Skegg K, Firth H, Gray A, Cox B. Aust. N. Zeal. J. Psychiatry 2010; 44(5): 429-434.

Affiliation

Department of Psychological Medicine, University of Otago, PO Box 913, Dunedin 9054, New Zealand. keren.skegg@otago.ac.nz

Copyright

(Copyright © 2010, Royal Australian and New Zealand College of Psychiatrists, Publisher SAGE Publishing)

DOI

10.3109/00048670903487191

PMID

20397784

Abstract

OBJECTIVE: To examine suicide by identified occupational groups in New Zealand over a period of 30 years, focusing on groups predicted to have high suicide rates because of access to and familiarity with particular methods of suicide. METHOD: Suicide data (including open verdicts) for the period 1973-2004 were examined, excluding 1996 and 1997 for which occupational data were not available. Occupational groups of interest were dentists, doctors, farmers (including farm workers), hunters and cullers, military personnel, nurses, pharmacists, police and veterinarians. Crude mortality rates were calculated based on numbers in each occupational group at each quinquennial census, 1976-2001. Standardized mortality ratios were calculated using suicide rates in all employed groups (the standard population). RESULTS: Few of the occupations investigated had high risks of suicide as assessed by standardized mortality ratios, and some were at lower risk than the total employed population.
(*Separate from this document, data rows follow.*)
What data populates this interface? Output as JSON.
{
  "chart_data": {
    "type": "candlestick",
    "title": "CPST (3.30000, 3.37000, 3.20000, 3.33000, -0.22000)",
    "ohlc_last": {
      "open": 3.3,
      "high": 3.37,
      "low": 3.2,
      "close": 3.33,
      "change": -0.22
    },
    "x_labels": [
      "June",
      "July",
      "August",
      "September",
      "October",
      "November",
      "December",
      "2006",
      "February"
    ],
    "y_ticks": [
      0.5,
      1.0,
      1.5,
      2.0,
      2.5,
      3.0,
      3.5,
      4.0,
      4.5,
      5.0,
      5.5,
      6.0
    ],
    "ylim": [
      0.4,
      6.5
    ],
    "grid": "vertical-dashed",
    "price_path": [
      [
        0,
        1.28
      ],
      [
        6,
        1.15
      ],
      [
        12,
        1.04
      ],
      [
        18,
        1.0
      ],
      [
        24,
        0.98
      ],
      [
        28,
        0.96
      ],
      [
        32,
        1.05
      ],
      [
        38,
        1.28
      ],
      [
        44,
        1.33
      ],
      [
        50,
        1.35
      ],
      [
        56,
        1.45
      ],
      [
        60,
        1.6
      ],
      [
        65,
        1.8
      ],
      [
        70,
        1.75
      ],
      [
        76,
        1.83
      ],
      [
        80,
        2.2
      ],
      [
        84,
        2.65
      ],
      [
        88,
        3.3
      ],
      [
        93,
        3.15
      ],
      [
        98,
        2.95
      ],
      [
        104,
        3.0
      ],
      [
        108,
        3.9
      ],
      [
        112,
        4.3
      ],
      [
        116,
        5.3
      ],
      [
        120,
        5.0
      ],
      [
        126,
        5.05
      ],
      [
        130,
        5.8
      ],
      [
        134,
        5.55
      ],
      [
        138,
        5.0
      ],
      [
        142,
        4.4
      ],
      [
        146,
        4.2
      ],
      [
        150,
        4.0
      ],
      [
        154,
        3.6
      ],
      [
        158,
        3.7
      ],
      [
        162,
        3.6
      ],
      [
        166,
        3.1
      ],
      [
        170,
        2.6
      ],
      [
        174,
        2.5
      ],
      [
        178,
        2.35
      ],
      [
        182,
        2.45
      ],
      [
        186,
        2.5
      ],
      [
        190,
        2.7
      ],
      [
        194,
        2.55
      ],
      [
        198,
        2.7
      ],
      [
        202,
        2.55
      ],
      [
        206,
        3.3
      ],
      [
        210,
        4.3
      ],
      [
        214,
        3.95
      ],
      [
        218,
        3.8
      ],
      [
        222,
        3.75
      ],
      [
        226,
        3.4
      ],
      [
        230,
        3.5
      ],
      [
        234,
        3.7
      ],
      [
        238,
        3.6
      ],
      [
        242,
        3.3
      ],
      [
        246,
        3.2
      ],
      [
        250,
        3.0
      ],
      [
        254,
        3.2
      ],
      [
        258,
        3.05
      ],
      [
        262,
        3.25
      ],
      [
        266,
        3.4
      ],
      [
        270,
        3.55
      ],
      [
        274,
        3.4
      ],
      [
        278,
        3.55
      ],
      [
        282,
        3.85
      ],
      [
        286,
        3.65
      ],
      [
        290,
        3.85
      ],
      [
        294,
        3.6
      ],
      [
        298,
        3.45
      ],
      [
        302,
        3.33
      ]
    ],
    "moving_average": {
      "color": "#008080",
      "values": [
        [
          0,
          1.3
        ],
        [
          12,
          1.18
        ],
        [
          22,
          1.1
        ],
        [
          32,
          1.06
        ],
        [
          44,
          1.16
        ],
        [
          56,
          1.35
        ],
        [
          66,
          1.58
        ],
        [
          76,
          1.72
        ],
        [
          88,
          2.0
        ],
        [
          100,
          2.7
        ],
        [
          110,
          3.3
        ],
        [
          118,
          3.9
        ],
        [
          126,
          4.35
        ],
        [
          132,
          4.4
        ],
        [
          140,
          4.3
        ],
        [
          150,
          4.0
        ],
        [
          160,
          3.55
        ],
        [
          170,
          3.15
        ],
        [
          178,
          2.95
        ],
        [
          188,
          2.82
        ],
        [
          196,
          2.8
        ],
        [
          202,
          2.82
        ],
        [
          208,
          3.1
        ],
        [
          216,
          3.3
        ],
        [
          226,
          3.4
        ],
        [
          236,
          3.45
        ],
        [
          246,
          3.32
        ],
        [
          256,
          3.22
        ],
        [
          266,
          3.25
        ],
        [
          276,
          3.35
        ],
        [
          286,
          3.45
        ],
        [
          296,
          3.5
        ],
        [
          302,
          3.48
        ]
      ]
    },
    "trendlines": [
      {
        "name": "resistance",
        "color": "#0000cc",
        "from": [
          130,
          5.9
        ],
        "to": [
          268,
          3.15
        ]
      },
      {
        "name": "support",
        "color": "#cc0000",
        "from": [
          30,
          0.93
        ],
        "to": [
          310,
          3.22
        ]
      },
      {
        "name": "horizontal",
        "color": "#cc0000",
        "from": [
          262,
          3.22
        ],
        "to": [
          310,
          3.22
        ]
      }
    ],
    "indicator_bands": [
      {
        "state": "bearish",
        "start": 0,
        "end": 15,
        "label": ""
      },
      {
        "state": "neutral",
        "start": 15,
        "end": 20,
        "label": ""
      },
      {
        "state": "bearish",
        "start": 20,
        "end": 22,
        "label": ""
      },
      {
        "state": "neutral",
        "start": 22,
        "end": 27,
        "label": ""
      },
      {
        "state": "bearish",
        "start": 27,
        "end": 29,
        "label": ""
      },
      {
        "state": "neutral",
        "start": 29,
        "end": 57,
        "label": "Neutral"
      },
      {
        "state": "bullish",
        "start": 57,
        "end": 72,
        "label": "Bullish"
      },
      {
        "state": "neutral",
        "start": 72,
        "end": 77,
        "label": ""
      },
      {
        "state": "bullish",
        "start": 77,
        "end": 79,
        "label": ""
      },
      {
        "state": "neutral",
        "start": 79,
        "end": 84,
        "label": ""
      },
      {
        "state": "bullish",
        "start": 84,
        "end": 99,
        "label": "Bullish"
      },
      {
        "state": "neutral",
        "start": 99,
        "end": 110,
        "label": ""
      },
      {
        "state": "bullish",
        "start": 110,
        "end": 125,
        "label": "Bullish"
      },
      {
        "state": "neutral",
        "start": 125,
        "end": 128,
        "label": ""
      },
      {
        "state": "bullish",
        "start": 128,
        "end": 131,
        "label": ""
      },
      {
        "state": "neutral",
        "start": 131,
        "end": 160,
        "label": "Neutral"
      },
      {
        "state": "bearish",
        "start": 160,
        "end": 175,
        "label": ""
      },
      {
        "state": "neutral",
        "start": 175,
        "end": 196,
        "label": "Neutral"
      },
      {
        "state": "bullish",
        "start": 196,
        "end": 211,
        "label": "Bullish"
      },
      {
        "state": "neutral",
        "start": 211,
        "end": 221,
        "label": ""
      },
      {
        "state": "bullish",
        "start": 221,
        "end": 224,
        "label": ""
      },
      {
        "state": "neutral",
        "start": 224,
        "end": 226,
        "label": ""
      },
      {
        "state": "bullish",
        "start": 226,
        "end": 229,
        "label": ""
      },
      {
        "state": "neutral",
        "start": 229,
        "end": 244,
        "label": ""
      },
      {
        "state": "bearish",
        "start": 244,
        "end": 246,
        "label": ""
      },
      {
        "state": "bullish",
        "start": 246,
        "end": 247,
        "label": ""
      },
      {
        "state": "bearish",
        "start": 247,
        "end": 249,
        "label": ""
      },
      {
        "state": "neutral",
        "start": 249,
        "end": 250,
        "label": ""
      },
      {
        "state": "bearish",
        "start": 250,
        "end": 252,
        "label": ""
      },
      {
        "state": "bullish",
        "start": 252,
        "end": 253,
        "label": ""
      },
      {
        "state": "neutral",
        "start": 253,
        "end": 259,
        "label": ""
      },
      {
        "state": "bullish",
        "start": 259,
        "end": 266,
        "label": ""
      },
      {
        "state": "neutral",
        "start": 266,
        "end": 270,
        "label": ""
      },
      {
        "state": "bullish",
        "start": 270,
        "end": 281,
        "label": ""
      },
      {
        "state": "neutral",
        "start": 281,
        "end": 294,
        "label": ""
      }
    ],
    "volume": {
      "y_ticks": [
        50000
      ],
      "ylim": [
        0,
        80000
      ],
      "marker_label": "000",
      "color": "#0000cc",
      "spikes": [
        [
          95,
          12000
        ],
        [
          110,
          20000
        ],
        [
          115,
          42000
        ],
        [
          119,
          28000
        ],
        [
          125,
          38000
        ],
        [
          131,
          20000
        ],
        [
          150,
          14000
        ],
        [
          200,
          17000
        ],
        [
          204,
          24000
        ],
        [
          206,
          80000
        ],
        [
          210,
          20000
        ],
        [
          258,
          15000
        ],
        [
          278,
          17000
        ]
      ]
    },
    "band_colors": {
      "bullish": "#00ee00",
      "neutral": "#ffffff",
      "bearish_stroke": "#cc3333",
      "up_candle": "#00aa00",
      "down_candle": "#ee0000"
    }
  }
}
Standardized mortality ratios were elevated for male nurses (1.7; 95% CI: 1.2-2.5), female nurses (1.3; 95% CI: 1.0-1.6), male hunters and cullers (3.0; 95% CI: 1.7-4.8), and female pharmacists (2.5; 95% CI: 0.8-5.9). Doctors, farmers and veterinarians were not at high risk, and men in the police and armed forces were at low risk. Access to means appeared to have influenced the method chosen. Nurses, doctors and pharmacists were more likely to use poisoning than were other employed people (3, 4 and 5 times respectively, compared with all others employed). Farmers and hunters and cullers were more than twice as likely as all others employed to use firearms. CONCLUSIONS: Access to means may be less important in some circumstances than in others, perhaps because of the presence of other factors that confer protection. Nevertheless, among the groups we studied with access to lethal means were three groups whose risk of suicide has so far received little attention in New Zealand: nurses, female pharmacists, and hunters and cullers.